Topic 3: Large Language Model-enhanced Graph Message Passing Network for Link Prediction

This topic is about advancing AI-based recommendation methods through the integration of large language models and graph message passing networks. The project aims to revolutionize how we predict and understand linkages within academic citation networks.

What are the tasks?
• Implementing and testing algorithms for link prediction, community detection, node classification, and potentially other graph-supervised learning tasks.
• Exploring the trade-offs between the utilization of textual and structural features in link prediction algorithms, and devising methods to efficiently combine these features.

What prerequisites do you need?
• A strong interest in machine learning, natural language processing, or graph theory.
• Proficiency in programming, preferably in Python, with experience in PyTorch or TensorFlow.
• Eagerness to engage with state-of-the-art research in link prediction and text mining.

Topic 4: Extending the RDF Knowledge Graph

This topic is about working on SemOpenAlex, a comprehensive RDF knowledge graph that includes over 26 billion triples related to scientific publications, authors, institutions, journals, and more. This open-access initiative offers data through RDF dump files, a SPARQL endpoint, and the Linked Open Data cloud, enhancing the visibility and accessibility of scientific research.

What are the tasks?
• Keeping SemOpenAlex up-to-date by updating its schema according to changes in the OpenAlex database and performing periodic updates to the RDF database.
• Expanding SemOpenAlex, e.g., by introducing author name disambiguation, integrating representations of code repositories like GitHub, and linking to other databases and knowledge graphs such as, Wikidata, and DBLP.

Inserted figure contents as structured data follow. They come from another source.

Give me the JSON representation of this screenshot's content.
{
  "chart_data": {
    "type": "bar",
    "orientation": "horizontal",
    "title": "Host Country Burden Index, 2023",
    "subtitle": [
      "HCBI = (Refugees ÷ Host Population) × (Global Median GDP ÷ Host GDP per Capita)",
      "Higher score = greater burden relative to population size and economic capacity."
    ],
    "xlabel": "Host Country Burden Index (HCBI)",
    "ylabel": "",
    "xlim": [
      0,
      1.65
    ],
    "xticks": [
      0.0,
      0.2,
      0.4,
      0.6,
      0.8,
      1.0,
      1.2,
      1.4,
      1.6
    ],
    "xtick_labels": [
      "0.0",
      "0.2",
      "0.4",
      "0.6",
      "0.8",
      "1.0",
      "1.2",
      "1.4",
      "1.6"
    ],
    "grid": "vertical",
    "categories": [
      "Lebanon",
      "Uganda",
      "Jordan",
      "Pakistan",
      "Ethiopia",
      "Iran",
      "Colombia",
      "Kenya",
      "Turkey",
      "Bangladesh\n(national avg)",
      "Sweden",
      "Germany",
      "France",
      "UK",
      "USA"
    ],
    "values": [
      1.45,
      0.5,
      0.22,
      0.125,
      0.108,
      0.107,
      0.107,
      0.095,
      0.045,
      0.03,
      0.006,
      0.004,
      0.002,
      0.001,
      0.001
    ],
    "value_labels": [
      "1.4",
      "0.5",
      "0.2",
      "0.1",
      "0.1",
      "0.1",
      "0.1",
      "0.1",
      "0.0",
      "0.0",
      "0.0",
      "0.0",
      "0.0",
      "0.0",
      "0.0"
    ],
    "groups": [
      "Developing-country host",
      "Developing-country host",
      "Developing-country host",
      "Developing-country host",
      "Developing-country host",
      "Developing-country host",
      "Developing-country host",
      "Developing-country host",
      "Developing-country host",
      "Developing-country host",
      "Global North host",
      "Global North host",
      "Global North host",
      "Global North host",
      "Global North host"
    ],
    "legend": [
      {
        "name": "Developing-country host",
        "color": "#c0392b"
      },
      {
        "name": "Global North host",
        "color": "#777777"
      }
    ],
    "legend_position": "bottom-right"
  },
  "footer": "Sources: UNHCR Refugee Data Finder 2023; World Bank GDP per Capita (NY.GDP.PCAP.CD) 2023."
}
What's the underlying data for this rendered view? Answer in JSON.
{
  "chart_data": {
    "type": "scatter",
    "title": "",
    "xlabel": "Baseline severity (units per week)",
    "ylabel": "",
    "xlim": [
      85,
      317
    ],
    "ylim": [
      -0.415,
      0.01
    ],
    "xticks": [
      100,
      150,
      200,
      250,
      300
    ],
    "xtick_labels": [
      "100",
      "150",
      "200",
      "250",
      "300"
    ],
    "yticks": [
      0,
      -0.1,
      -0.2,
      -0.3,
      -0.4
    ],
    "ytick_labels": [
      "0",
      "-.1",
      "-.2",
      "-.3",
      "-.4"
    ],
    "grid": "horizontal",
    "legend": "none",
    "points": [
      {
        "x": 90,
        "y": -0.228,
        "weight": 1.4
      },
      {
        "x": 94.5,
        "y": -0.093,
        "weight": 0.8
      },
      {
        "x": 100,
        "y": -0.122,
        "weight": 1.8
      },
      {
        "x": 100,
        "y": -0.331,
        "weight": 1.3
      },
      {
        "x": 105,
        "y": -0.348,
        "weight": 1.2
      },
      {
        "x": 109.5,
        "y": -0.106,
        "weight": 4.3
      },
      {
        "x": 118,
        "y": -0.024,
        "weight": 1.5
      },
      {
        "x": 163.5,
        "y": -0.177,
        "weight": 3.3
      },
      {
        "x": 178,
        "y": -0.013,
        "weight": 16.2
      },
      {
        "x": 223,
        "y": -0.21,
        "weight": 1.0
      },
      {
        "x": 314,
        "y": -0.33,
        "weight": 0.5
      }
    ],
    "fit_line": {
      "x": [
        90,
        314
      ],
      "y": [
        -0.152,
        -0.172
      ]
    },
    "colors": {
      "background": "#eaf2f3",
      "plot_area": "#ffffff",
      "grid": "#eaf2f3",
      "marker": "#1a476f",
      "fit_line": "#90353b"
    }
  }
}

What prerequisites do you need?
• Basic understanding of RDF and enthusiasm for semantic web and open data.
• Programming skills in Python, which are critical for various tasks including database maintenance and development.

Topic 5: Fusing RDF Knowledge Graphs with Deep Learning for Advanced Recommender Systems

This project seeks to expand AutoRDF2GML, an open-source framework acclaimed for converting RDF data into specialized representations ideal for cutting-edge graph machine learning (GML) tasks, including graph neural networks (GNNs). With its automatic extraction of both content-based and topology-based features from RDF knowledge graphs, AutoRDF2GML simplifies the process for those new to RDF and SPARQL, making semantic web data more accessible and usable in real-world applications.

What are the tasks?
• Adapt AutoRDF2GML to process a broader range of RDF knowledge graphs, allow a flexible integration of data sources from the Linked Open Data cloud.
• Redesign the AutoRDF2GML interface to be more intuitive and user-friendly, enabling a seamless experience for both new and experienced users.
• Boost the framework’s automation capabilities to simplify the setup and execution processes, making it easier to generate and use graph machine learning datasets efficiently.

What prerequisites do you need?
• Proficiency in Python, with a foundational understanding of RDF, SPARQL, and graph machine learning concepts.
• An enthusiastic interest in the intersection of semantic web technologies and deep learning.